A quick crash course in common staircase terminology can effectively change that, however, and it can help ensure that you’re able to easily communicate your wishes and needs with your designers, contractors and stair parts providers. So, what are the primary components of a staircase, and what’s the main purpose of each?
The treads of your staircase are the flat, horizontal parts that you actually place your feet on when ascending and descending. Treads can come in a variety of materials, including wood and metal, and you can also add carpeting or other anti-slip solutions to your treads in accordance with your needs.
The risers, meanwhile, are the vertical parts of the stairs that appear in between the treads, while the actual height of each step is known as the rise. You don’t actually place your feet on your staircase’s risers, and in some cases, your stairs may not have risers at all. Spiral staircases and outdoor deck steps, for example, often lack risers, whether for safety, aesthetics or what have you, but they still have a rise.
While the treads and risers are part of the steps, themselves, the stringers are the parts of the staircase that appear on either side of the treads and risers, holding them securely in place. Strings come in several different types, among them closed strings, meaning you cannot see the sides of your steps, and open strings, which allow you to easily see the stairs’ profile.
Newel Posts & Balusters
The staircase components that connect the handrails to the base rails are known as the newel posts and balusters.

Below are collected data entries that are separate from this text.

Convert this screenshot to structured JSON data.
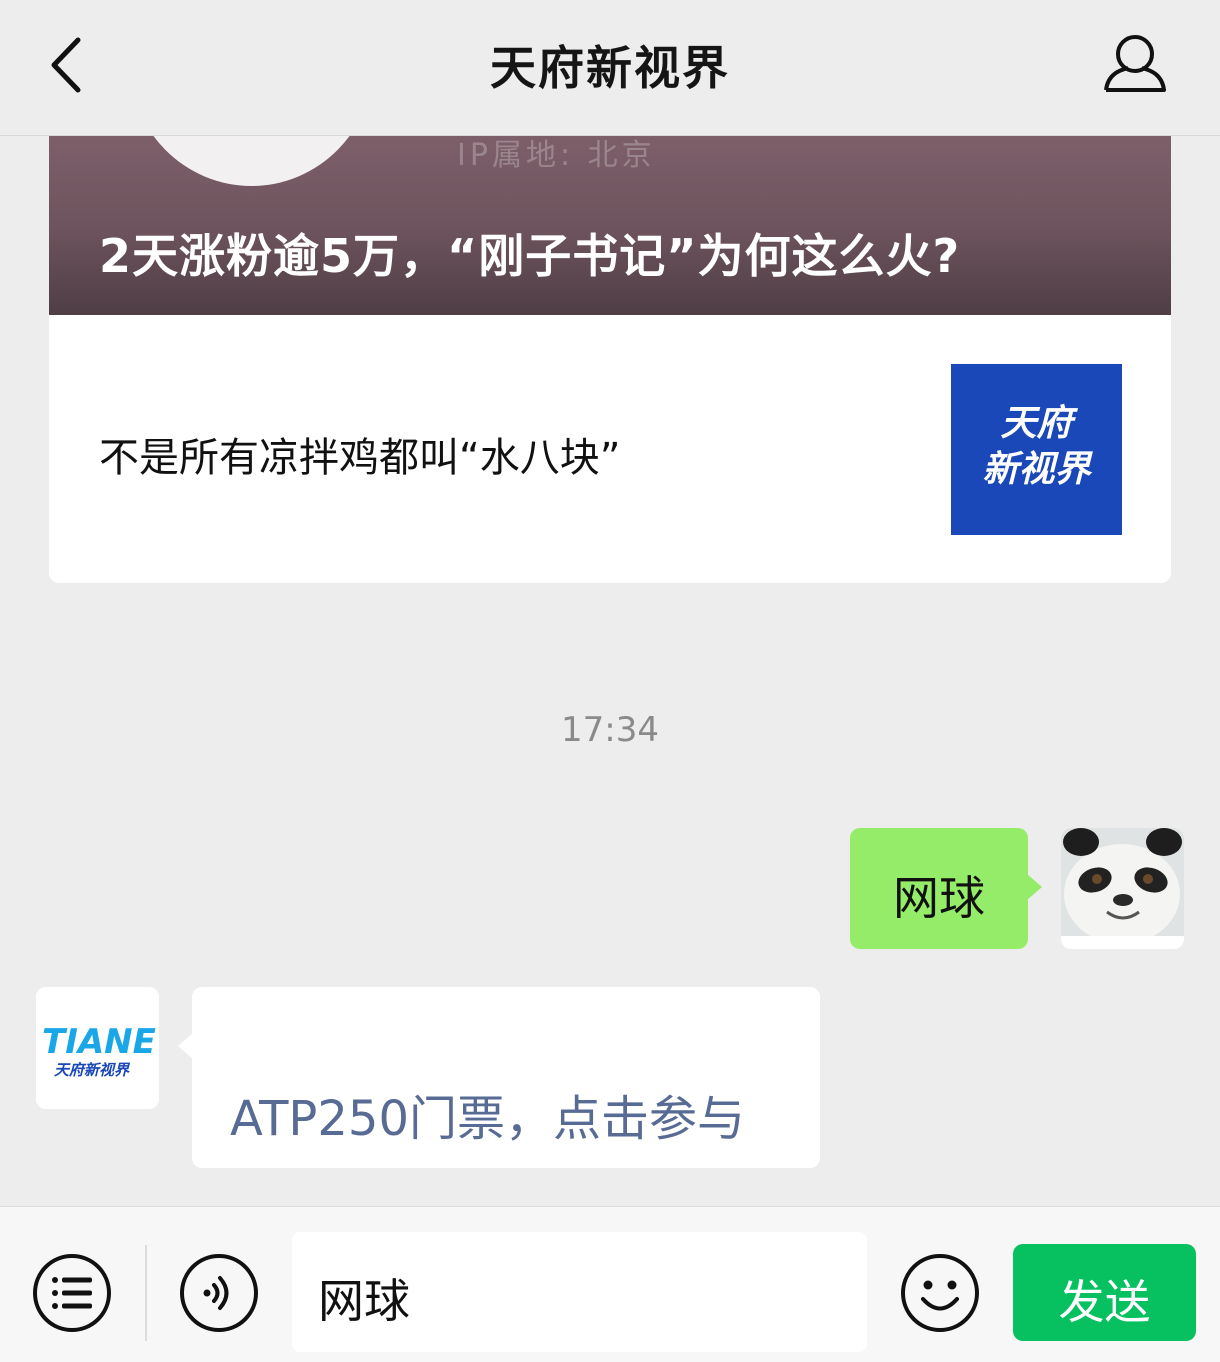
{
  "header": {
    "title": "天府新视界",
    "back_icon": "chevron-left-icon",
    "profile_icon": "person-icon"
  },
  "article_card": {
    "banner_title": "2天涨粉逾5万，“刚子书记”为何这么火?",
    "banner_blurred_text": "IP属地: 北京",
    "sub_title": "不是所有凉拌鸡都叫“水八块”",
    "thumb_line1": "天府",
    "thumb_line2": "新视界"
  },
  "chat": {
    "timestamp": "17:34",
    "outgoing": {
      "text": "网球"
    },
    "incoming": {
      "link_text": "ATP250门票，点击参与"
    },
    "bot_avatar": {
      "logo_text": "TIANEW",
      "logo_sub": "天府新视界"
    }
  },
  "composer": {
    "input_value": "网球",
    "send_label": "发送",
    "menu_icon": "list-icon",
    "voice_icon": "voice-icon",
    "emoji_icon": "emoji-icon"
  },
  "colors": {
    "outgoing_bubble": "#95ec69",
    "send_button": "#07c160",
    "link": "#576b95",
    "thumb_bg": "#1a48b8"
  }
}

The newel posts refer to the more substantial vertical components that typically appear at key structural points, while the balusters, which are also known as “spindles,” are the smaller, sometimes more decorative vertical elements that often appear between the newel posts. Both newel posts and balusters present prime opportunities for customization, and you can typically choose from a wide range of materials and styles when designing them.
Now that you have a working understanding of some of the most common staircase components and terminology, you should be able to easily communicate your wishes and aesthetic preferences when working with suppliers, contractors and designers.